Juncker’s demand was based on a strategy paper recently published by the Centre for European Policy Studies think tank in cooperation with the Friedrich Ebert Foundation. The main authors of the paper were former NATO Secretary Generals Javier Solana and Jaap de Hoop Schefer. As a pretext for a joint and autonomous European defence policy in alliance with NATO, the authors repeated the lie that Russia was guilty of aggression against Ukraine and that Moscow poses a threat to the whole of Europe.
The paper stated, “Russia’s infiltrations in Ukraine and provocations against member states’ territorial, water, and air defences have, however, delivered a blow to Europe’s post-Cold War security order and have revived awareness in the EU about the possibility of military attack and occupation in Europe.”

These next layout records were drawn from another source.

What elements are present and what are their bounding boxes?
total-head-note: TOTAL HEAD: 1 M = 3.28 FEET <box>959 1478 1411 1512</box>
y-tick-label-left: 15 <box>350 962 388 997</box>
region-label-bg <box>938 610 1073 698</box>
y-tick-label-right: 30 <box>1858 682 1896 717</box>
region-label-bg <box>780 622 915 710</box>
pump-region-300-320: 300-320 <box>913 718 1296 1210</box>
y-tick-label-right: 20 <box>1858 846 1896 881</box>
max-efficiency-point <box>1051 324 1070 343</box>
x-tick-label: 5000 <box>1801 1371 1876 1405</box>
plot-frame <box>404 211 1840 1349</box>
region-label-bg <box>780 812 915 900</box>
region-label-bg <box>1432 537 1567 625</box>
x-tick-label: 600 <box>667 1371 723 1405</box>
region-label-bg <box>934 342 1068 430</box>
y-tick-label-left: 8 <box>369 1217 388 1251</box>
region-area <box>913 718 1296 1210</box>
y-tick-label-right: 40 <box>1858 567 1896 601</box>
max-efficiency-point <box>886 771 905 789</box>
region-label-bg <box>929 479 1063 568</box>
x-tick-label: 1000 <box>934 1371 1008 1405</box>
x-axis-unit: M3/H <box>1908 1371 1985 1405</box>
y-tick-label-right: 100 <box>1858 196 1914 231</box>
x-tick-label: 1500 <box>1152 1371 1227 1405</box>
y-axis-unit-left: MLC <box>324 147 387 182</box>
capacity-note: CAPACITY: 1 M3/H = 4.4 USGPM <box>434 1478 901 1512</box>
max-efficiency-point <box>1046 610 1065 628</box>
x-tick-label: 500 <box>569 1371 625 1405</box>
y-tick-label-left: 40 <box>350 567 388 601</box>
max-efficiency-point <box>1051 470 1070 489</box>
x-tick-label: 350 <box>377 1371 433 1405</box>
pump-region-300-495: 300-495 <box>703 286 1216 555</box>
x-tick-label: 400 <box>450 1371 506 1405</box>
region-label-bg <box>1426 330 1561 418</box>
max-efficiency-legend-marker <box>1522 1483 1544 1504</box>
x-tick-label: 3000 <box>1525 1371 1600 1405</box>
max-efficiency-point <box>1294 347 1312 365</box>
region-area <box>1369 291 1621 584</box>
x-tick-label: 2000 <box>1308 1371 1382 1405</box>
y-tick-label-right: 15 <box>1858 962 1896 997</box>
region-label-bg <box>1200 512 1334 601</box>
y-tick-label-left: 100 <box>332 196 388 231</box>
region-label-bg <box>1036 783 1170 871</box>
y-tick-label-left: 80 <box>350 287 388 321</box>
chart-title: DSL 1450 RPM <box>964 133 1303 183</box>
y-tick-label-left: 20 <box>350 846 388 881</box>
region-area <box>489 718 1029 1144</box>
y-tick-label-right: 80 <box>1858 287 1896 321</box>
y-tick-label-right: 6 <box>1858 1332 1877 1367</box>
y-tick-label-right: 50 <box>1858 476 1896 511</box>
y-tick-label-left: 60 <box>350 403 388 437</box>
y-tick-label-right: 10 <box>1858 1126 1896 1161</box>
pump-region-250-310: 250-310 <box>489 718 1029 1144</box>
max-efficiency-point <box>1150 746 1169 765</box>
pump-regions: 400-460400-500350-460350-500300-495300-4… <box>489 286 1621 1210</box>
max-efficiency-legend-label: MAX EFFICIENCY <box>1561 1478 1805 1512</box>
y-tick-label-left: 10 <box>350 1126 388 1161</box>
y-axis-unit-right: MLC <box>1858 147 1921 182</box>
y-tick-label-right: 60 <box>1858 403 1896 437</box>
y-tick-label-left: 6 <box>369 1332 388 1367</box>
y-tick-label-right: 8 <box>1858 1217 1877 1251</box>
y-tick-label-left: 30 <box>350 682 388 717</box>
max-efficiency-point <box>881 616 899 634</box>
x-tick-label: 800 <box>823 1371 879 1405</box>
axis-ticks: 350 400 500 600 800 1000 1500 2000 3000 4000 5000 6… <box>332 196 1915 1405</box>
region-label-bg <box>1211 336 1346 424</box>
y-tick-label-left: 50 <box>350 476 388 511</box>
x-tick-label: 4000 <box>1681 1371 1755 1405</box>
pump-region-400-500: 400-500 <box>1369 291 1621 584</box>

According to Solana and de Hoop Schefer, the establishment of a joint European defence policy and military build-up presents “financial, technological and industrial challenges.” All of the proposals in the paper, including the creation of permanent and special rapid response troops and armed forces for deployment “would entail, for most member states, a sharp rise in military spending, even beyond NATO’s Wales Summit pledge of moving towards 2 percent of GDP by 2014.”
For this reason alone, the combination of the national capacities of the member states’ armies was required, the paper stated.
Juncker’s proposal was welcomed above all by the German government. Through deputy spokeswoman Christiane Wirtz, German Chancellor Angela Merkel (Christian Democratic Union, CDU) called for “intensified military cooperation in Europe.”
German Foreign Minister Frank-Walter Steinmeier (Social Democratic Party, SPD) and Defence Minister Ursula Von der Leyen (CDU) spoke out in favour of a European army. “For the SPD, the long-term goal of a European army is an important political issue and has been part of the party programme for many years,” Steinmeier told the Berlin-based Tagesspiegel .
“Confronting the new dangers and threats to our peaceful European order” requires “a rapid adjustment and modernisation of the joint European security strategy,” said Steinmeier. “I am pushing for that. We have brought our ideas to Brussels on this.”
Even if the German government does not express this openly, Berlin sees Juncker’s proposal as an opportunity to achieve military dominance in Europe on top of its economic dominance, and to militarise Germany under the guise of a joint European defence force.
In an interview on Deutschlandfunk, Von der Leyen declared, “This integration of armies with the view one day to even have a European army is in my opinion the future.”
She made clear that German militarisation was intimately bound up with this agenda. She said it was “important that we have a German army in the alliance that is in fact capable of undertaking the tasks that it has to do. That means not only sounding good on paper, but rather fulfills these in its core operations. And that’s why, if one seriously wants security, one has to seriously invest in it. And that’s why these discussions about [defence] budgets are really about the fact that the things that we want also have to be supported with substance.”